White-browed Woodswallow

Images ©:
Bob Winters | Bob Winters

Artamus superciliosus


Small bird, up to 23 cm. Dark in colour. Face and chin are black. Underparts blue-grey. Lower breast to undertail is a rich chestnut brown. Underwings and undertail are pale whitish-grey, with white tail tips. Females are duller than males, with a browner body and pink to fawn underparts.


Details
Type
Bird
Group
Animals
Woodswallow
Biology

Breeding season: August to December. Clutch size is two to three. Builds a loose shallow nest from twigs, grasses and roots which is placed in a tree fork, hollow stump or fence post, about 1 m to 6 m above the ground. Both sexes build the nest, incubate the eggs and feed the young.

Distinctive Markings

White eyebrow.
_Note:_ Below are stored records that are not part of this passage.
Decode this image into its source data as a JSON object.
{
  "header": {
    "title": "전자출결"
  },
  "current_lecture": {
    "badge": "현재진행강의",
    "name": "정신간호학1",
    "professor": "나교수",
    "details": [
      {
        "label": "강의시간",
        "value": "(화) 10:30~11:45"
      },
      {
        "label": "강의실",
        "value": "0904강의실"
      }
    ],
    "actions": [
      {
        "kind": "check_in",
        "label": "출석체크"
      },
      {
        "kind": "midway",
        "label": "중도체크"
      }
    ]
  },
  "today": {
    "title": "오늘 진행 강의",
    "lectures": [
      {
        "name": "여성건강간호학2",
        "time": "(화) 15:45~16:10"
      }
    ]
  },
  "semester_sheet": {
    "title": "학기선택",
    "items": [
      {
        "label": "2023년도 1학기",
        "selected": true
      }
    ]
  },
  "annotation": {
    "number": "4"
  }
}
This species is the most 'colourful' of all the woodswallows.

Taxonomy
Phylum
Chordata
Class
Aves
Order
Passeriformes
Family
Artamidae

Woodswalllows roost together in tight clusters at night, as well as during cold weather and storms. Like other woodswallows, this species has a divided, brush-tipped tongue that can be used to feed on nectar from flowers. They are nomadic, and somewhat migratory as they move north in autumn and south in spring.


Interesting Facts
Diet

Omnivire. Feeds on insects and nectar.

Habitat

Found in a wide range of inland habitats, from eucalypt forests and woodlands to dry heaths and spinifex.

Native Status
Native to Australia
Audio
Sounds
Musical "chep, chep", also soft chattering, harsh scoldings and some mimicry.